A triangle is a part of an orchestra. (Kyle proceeded to show just how good he is without having ever had a lesson or play the triangle before, for that matter.) Now imagine a wonderful orchestra is playing a set of five songs for a concert. The triangle player waits patiently in the back with the other percussionists for his part to come. Finally, for the first twenty-two measures of the third song, the triangle plays proudly, setting the rhythm for the rest of the orchestra. The listener enjoys the joyful tone and the music made by the triangle, but not until it has finished its part does the listener miss the triangle. He has played his part, and now it is another instrument’s turn to do its part. The triangle does not know or understand why it only played for the time that it did, other than that was the way the composer wrote his part. All the triangle can see is the music set for him; he cannot see the whole score. However, all the instruments trust that they are a part of something bigger and more beautiful than any one of them could produce on their own. We must not try to see the whole score, for we know not how to read it, and we would not understand it. We must play our part, and to the best of our God-given ability, trusting that we are a part of a bigger and better orchestra.

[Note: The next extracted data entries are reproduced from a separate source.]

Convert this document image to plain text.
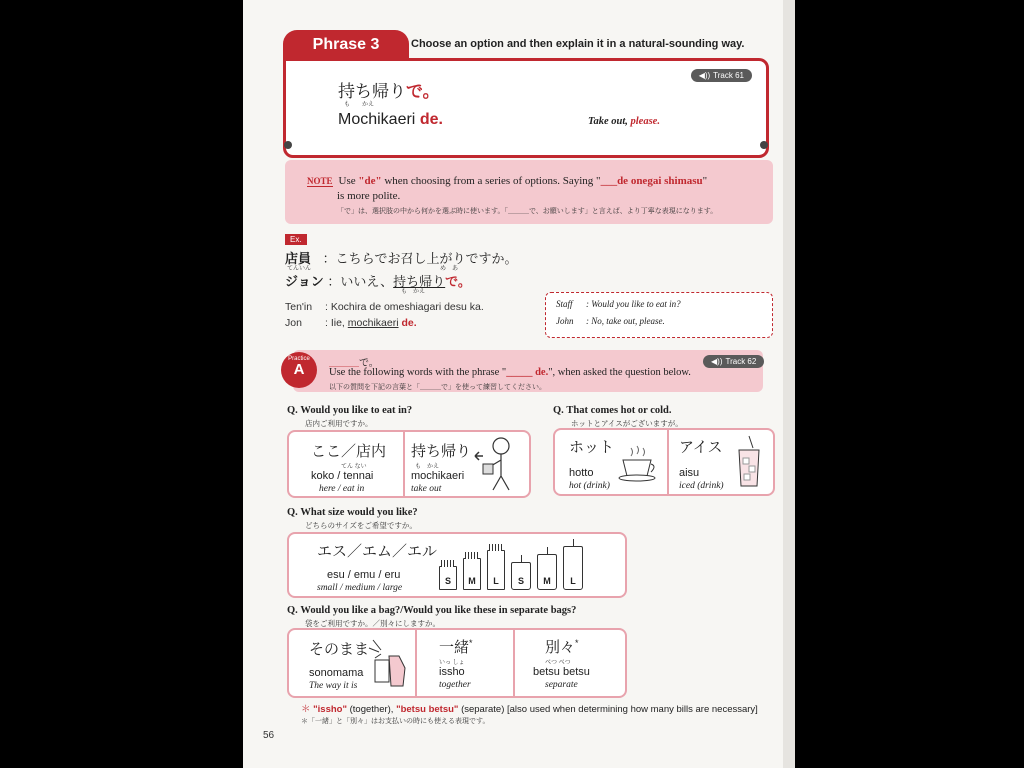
Phrase 3	Choose an option and then explain it in a natural-sounding way.
◀)) Track 61
持ち帰りで。
も　　かえ
Mochikaeri de.	Take out, please.
NOTE Use "de" when choosing from a series of options. Saying "___de onegai shimasu"
is more polite.
「で」は、選択肢の中から何かを選ぶ時に使います。「＿＿＿で、お願いします」と言えば、より丁寧な表現になります。
Ex.
店員 ：こちらでお召し上がりですか。
てんいん	め　あ
ジョン ：いいえ、持ち帰りで。
も　かえ
Ten'in : Kochira de omeshiagari desu ka.
Jon : Iie, mochikaeri de.
Staff : Would you like to eat in?
John : No, take out, please.
Practice
A	＿＿＿で。	◀)) Track 62
Use the following words with the phrase "_____ de.", when asked the question below.
以下の質問を下記の言葉と「＿＿＿で」を使って練習してください。
Q. Would you like to eat in?
店内ご利用ですか。
ここ／店内
てん ない
koko / tennai
here / eat in
持ち帰り
も　かえ
mochikaeri
take out
Q. That comes hot or cold.
ホットとアイスがございますが。
ホット
hotto
hot (drink)
アイス
aisu
iced (drink)
Q. What size would you like?
どちらのサイズをご希望ですか。
エス／エム／エル
esu / emu / eru
small / medium / large
S	M	L	S	M	L
Q. Would you like a bag?/Would you like these in separate bags?
袋をご利用ですか。／別々にしますか。
そのまま
sonomama
The way it is
一緒*
いっ しょ
issho
together
別々*
べつ べつ
betsu betsu
separate
＊ "issho" (together), "betsu betsu" (separate) [also used when determining how many bills are necessary]
＊「一緒」と「別々」はお支払いの時にも使える表現です。
56
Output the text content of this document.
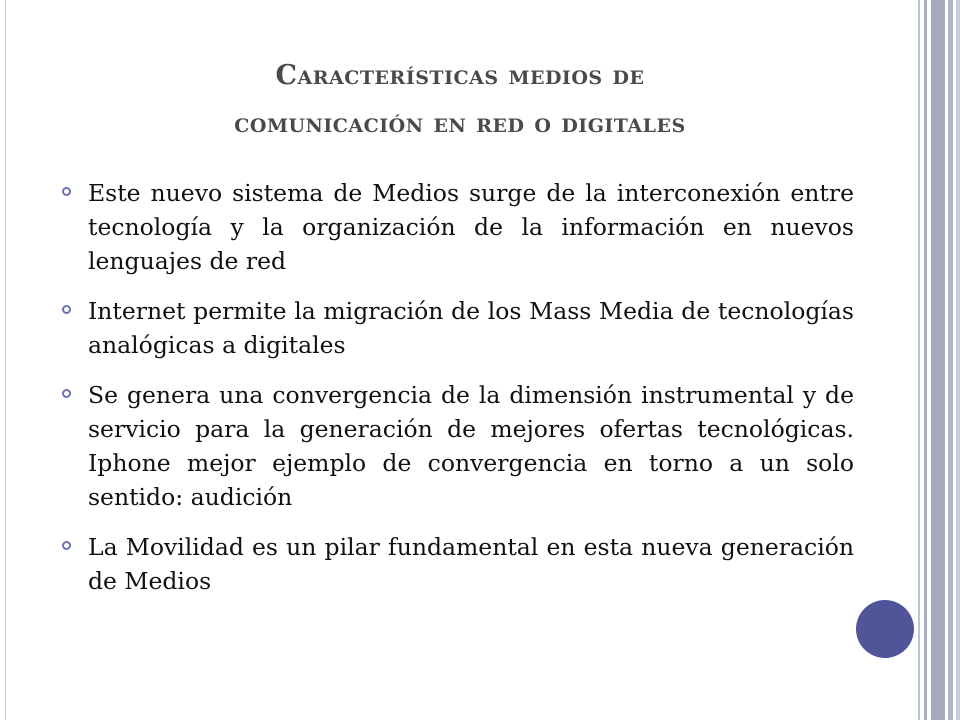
Características medios de
comunicación en red o digitales
Este nuevo sistema de Medios surge de la interconexión entre tecnología y la organización de la información en nuevos lenguajes de red
Internet permite la migración de los Mass Media de tecnologías analógicas a digitales
Se genera una convergencia de la dimensión instrumental y de servicio para la generación de mejores ofertas tecnológicas. Iphone mejor ejemplo de convergencia en torno a un solo sentido: audición
La Movilidad es un pilar fundamental en esta nueva generación de Medios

This illustration touched me because, as my previous post portrays, music is a big part of my life. I worship most fully when I am engaged in music. I can glorify my God by playing my part perfectly, and I learn to do that through my instructor, Jesus Christ, who has shown me how to play my instrument. In the words of one of my good friends, he’s a “Rock ‘n Roll Jesus”. This is my solo, where my composer can, and will, shine.

Wednesday, November 02, 2005

Anywhere and Everywhere

Today the masses again filed into Waco Hall here on the Baylor campus to attend the required chapel service. Many complain and whine about having to attend, but I don't mind sitting through the short service. Every now and then there are interesting speakers or a good band that plays for us, and today was one of those days. The band was the Dutton Band, which leads worship at University Baptist when David Crowder is not there. That is the same church in which the late Kyle Lake spoke from the pulpit. Front man Logan Walter mentioned that Kyle did not see a line between Christian and secular, something that I am beginning to understand - that faith should not be departmentalized. In Psalms 33 it says, "2Give thanks to the LORD with the lyre; make melody to him with the harp of ten strings! 3Sing to him a new song; play skillfully on the strings, with loud shouts." Logan, in response, said that since they didn't have any harps on stage, they would use their guitars. At this point I got chill bumps. God does not appear to man like He did in the times of the Old Testament, but I sometimes see these reactions as the Holy Spirit descending on me. A sense of peace and joy and fulfillment accompanied the chill. I took it as Someone saying that music is the way I best worship my Father. Over six hours later, I still have an immense joy that began at that moment of recognition.

Going back to the line between Christian and secular, I love seeing people use their talents to their fullest. It does not always happen because they don’t realize that they are God-given and should be used for His glory. However, I can worship God by realizing that these talents are, indeed, sent from above and meant for worship. In U2’s latest studio album, I can see evidence of the supernatural in the abstract and concrete. “Sometimes You Can’t Make It on Your Own” relates to the accountability we need to live for the Lord and to live in community. Loving thy neighbor as thyself and the giving up of everything is portrayed in “Miracle Drug”. Very clearly, “Yahweh” is a prayer to our Father. There is no symbolism here, but straightforward requests for the Lord. I feel that the Holy Spirit, whether realized by the band or not, had a very big part in the making of this album. When I listen, I hear more than just notes and melodies, but I hear rejoicing and worship. Beautiful worship.